Bereits zum dritten Mal fand die größte Computer- und Videospielmesse in Österreich statt und lockte wieder Spielebegeisterte, sowohl jung als auch alt, in das Wiener Rathaus. Wir waren für euch vor Ort und geben euch einen Überblick über das, was es auf der Game-City zwischen dem 25. – 27. September 2009 zu erkunden gab.
Das Erdgeschoß
Am Eingang des Wiener Rathauses wurde das sog. „Gamingtent“ (Spielezelt) aufgestellt. Dies umfasste den 16+ -und 18+-Bereich sowie die Bühne, auf der ein umfangreiches Rahmenprogramm, u.a. durch Daniel „Budi“ Budimann bekannt aus GIGA und MTV GameOne, präsentiert wurde. Im 18+-Bereich wurden die beiden Top-Titel Assassins Creed 2 und Splinter Cell: Conviction vorgestellt. Außerdem konnte man das blutrünstige Spiel Bayonetta sowie Left 4 Dead 2 u.a. anspielen. Der 16+-Sektor wartete mit ebenso tollen Titeln auf: Halo ODST, Avatar, Tekken 6 und WWE Smack Down vs. Raw konnten ab 16 Jahren ausgiebig gezockt werden. Weiter ging es in die Schmidthalle, die den Retro-Sektor mit Konsolen-Urgesteinen wie dem NES, SNES oder dem N64 beinhaltete. Der Arkadenhof diente, nicht wie etwa der Name vermuten könnte, um Spiele zu spielen, sondern um sich bei Imbissbuden zu stärken.
Der 1. Stock
Weiter ging es über die Feststiege in den 1. Stock zur Kinderzone.

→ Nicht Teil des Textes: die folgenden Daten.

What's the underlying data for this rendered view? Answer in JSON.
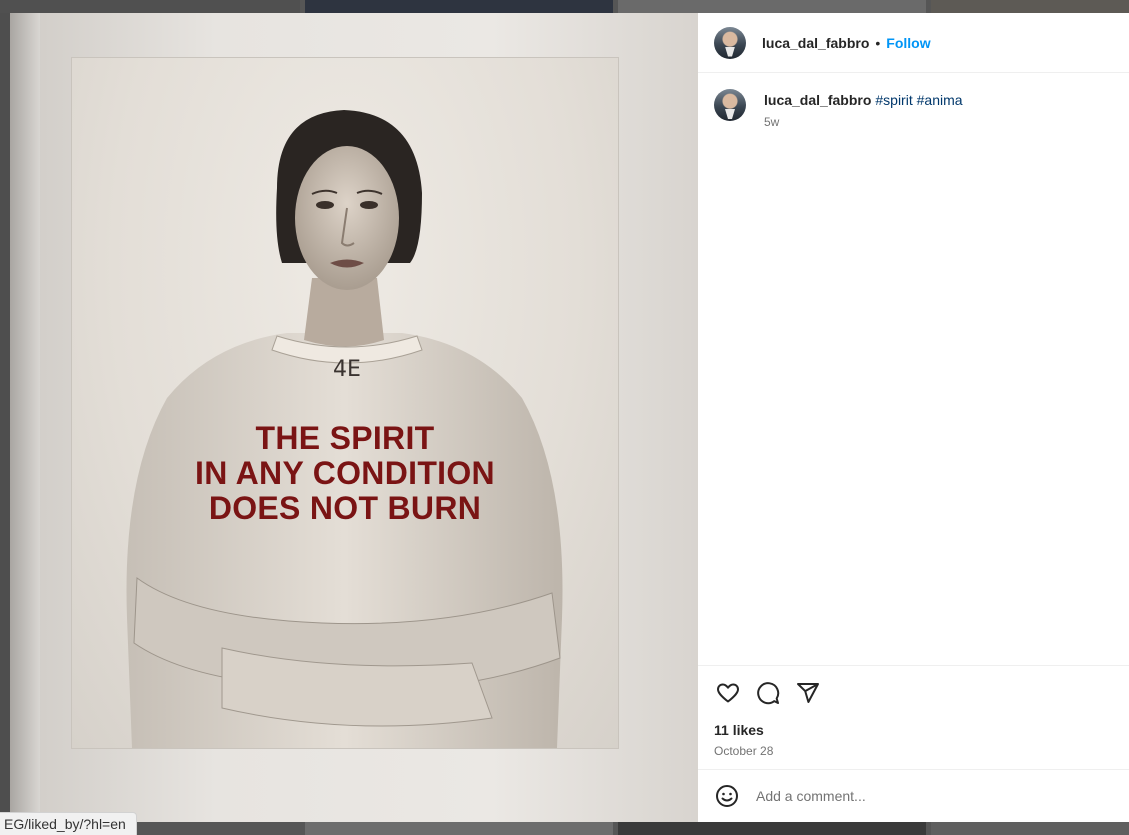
{
  "post": {
    "username": "luca_dal_fabbro",
    "separator": "•",
    "follow_label": "Follow",
    "caption": {
      "username": "luca_dal_fabbro",
      "hashtags": [
        "#spirit",
        "#anima"
      ],
      "relative_time": "5w"
    },
    "likes": "11 likes",
    "date": "October 28",
    "comment_placeholder": "Add a comment..."
  },
  "media": {
    "poster_text": [
      "THE SPIRIT",
      "IN ANY CONDITION",
      "DOES NOT BURN"
    ],
    "shirt_marking": "4E"
  },
  "icons": {
    "like": "heart-icon",
    "comment": "comment-bubble-icon",
    "share": "paper-plane-icon",
    "emoji": "smiley-icon"
  },
  "colors": {
    "follow_blue": "#0095f6",
    "hashtag": "#00376b",
    "poster_text": "#7a1414"
  },
  "status_bar": {
    "url": "EG/liked_by/?hl=en"
  }
}
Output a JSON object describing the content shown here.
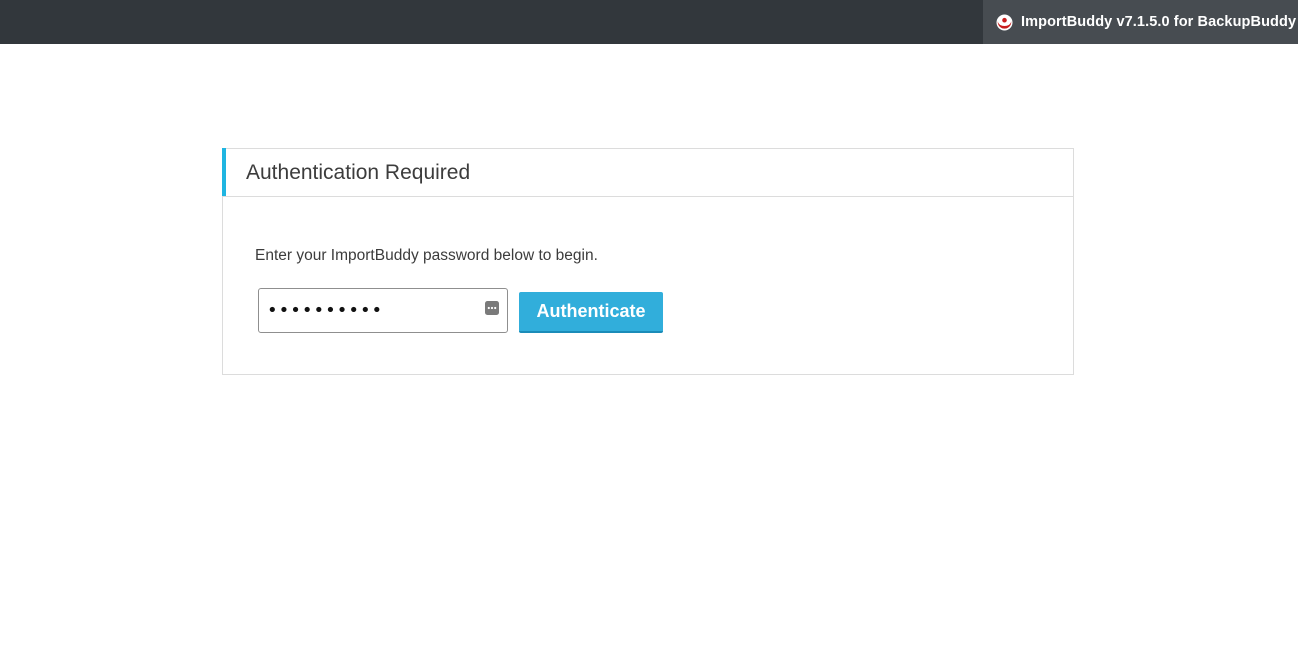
{
  "topbar": {
    "brand_icon": "importbuddy-logo-icon",
    "brand_text": "ImportBuddy v7.1.5.0 for BackupBuddy"
  },
  "auth_panel": {
    "title": "Authentication Required",
    "instructions": "Enter your ImportBuddy password below to begin.",
    "password": {
      "value": "••••••••••",
      "keychain_icon": "password-autofill-icon"
    },
    "authenticate_label": "Authenticate"
  },
  "colors": {
    "topbar_bg": "#32373c",
    "brand_bg": "#474c51",
    "accent": "#1fb5e1",
    "button_bg": "#31aedb"
  }
}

Wie der Name schon verrät, wurde dieser Bereich speziell für Kinder gestaltet. Dort konnte man in realen Spielen sein Können in Geschicklichkeitsspielen unter Beweis stellen, aber auch Nintendo mischte mit Mario Kart Wii in Sachen Videospiele mit.
Der 2. Stock
Hier fand das zentrale Geschehen der ganzen Messe statt und namhafte Hersteller wie Microsoft, Nintendo, Ubisoft oder EA konnten zeigen, was sie zu bieten haben. Von bekannten Spielen wie Wii Sports oder Mario Kart Wii wurde auch New Super Mario Bros. Wii, Mario und Sonic bei den Olympischen Winterspielen, FIFA 10 uvm. gezeigt.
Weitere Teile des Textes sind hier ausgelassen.